Book Read Free

The She-King: The Complete Saga

Page 13

by L. M. Ironside


  Now the mud grew thinner, cooler; now it moved so lightly against her skin. The clinging mud washed from her legs. Her dress floated on the water’s surface. Still she pushed forward until the current tugged at her and she wavered against it. The water’s chill surrounded her thighs, pierced the place between her legs. She gasped.

  A figure stood upon the surface of the river, facing away, gazing out toward the red cliffs that marked the boundary of the Black Land. Its hips were wide and curved like the ribs of a harp. Where its feet touched water the stars’ reflections split and ran, sailing downstream, a hundred thousand barges voyaging. It stood upon a river of light.

  The figure turned, perfect face looking down on the creature trembling in the river. Vultures’ wings cradled an infant that glowed like the sun.

  Mut.

  You would know your fate. You have already spoken it. Weeping child, do you never listen?

  Mut’s obsidian eyes closed, a slow, deliberate blink. When they opened, they were as blue as the midday sky. You will bear no sons, Mother of the Pharaoh.

  The goddess took one perfect step toward her, another, another. The stars beneath the divine feet pooled and scurried away with the river’s flow, as if Mut’s brightness shamed them. With each step the goddess took he poor beast in the river sagged lower with the weight of awe, the beautiful burden of worship.

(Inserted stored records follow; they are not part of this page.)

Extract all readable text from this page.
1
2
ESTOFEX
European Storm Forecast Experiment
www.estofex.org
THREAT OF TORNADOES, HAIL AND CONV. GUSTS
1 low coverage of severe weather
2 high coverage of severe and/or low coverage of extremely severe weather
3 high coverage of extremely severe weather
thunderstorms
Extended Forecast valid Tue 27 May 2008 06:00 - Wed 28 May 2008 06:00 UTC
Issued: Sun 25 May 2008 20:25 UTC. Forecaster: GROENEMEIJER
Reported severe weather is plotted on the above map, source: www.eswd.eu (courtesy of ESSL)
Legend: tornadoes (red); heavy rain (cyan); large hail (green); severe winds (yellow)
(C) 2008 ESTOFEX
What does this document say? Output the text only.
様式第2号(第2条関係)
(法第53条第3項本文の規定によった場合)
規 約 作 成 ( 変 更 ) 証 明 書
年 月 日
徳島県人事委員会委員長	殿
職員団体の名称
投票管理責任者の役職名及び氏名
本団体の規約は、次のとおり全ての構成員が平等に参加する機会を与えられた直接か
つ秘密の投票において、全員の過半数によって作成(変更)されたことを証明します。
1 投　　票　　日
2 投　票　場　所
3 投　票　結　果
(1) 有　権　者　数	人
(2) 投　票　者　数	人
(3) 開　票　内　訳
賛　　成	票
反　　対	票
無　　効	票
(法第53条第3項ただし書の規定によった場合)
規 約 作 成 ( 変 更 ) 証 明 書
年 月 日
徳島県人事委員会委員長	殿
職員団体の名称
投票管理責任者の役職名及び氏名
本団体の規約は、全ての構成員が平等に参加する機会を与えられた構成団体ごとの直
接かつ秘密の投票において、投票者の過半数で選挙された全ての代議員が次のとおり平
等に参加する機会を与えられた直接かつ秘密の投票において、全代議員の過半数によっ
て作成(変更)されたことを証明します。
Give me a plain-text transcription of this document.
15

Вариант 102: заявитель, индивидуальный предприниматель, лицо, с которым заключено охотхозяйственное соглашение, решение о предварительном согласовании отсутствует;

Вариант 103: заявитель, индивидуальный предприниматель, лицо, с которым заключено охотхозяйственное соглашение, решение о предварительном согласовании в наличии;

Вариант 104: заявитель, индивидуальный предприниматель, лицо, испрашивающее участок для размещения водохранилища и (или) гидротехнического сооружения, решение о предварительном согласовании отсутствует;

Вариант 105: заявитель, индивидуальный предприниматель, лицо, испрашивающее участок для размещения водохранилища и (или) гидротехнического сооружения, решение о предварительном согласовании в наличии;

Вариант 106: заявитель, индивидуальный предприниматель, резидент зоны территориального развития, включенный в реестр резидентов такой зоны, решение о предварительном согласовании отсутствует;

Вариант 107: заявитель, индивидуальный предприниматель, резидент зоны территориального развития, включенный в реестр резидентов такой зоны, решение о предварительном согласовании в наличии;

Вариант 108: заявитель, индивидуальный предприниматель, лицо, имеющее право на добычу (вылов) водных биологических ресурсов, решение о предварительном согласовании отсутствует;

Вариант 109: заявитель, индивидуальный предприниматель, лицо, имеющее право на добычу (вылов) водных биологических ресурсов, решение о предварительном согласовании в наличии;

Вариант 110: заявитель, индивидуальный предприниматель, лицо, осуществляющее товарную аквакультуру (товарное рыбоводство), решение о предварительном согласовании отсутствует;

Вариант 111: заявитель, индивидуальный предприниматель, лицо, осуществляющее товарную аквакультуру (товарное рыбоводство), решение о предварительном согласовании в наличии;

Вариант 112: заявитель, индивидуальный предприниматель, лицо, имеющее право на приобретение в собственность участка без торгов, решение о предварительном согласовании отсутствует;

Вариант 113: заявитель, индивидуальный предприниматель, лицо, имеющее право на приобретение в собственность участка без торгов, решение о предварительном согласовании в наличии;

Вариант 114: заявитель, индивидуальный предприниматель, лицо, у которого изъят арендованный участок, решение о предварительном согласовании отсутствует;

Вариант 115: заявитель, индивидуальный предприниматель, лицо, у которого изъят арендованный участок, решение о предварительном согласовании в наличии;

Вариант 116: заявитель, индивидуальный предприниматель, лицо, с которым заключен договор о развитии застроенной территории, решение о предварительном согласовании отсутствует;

Ahmose would have slipped under the water’s surface and drifted away like a star, but the water held her up.

  The goddess bent and placed the child of light in her arms. The creature of the river, this lowly thing, transfixed by glory, held the golden babe close to her heart. She looked into its face. In its eyes were all the floods, all the emergences, all the peace, all the war, all the people of Egypt crying out in sadness and in joy. Its right eye was righteousness, its left, salvation. Its lungs breathed the sweet breath of life. Its tiny fat hand flexed, formed a fist. The river roared, roared in Ahmose’s ears, roared its tribute. The child opened its mouth, and its voice was the river’s voice.

  The bitter cold of her antechamber floor woke Ahmose. The chill had crawled inside her. Every muscle was cramped; her mouth was dry. She lay crumpled in a heap, face pressed against the floor, legs curled, breasts painful against the tiles. The lower portion of her ribs felt bruised; they had dug into the hard tile floor. With shaky arms she raised herself. Her legs tingled as blood flowed back into them.

  She must have exhausted herself. She had prayed so fervently for a reading of Thutmose's dream that she had worn herself out and fallen forward onto the great emblem of Mut worked into the antechamber floor. Her god statues stood mute, looking down on her from the table where she had enshrined them. Nearby, her offering brazier was cold and dark. Greasy ash coated its inner surface. The faintest smell of blackened meat still hung about the room.

  Ahmose had no idea how long she had lain on the floor. Her body was all knots and aches, stiff and clumsy. The tingling in her legs made her totter painfully all the way into her bed chamber, where the barred wall admitted dawn’s pink light. She threw herself onto her bed without undressing, but restful sleep evaded her.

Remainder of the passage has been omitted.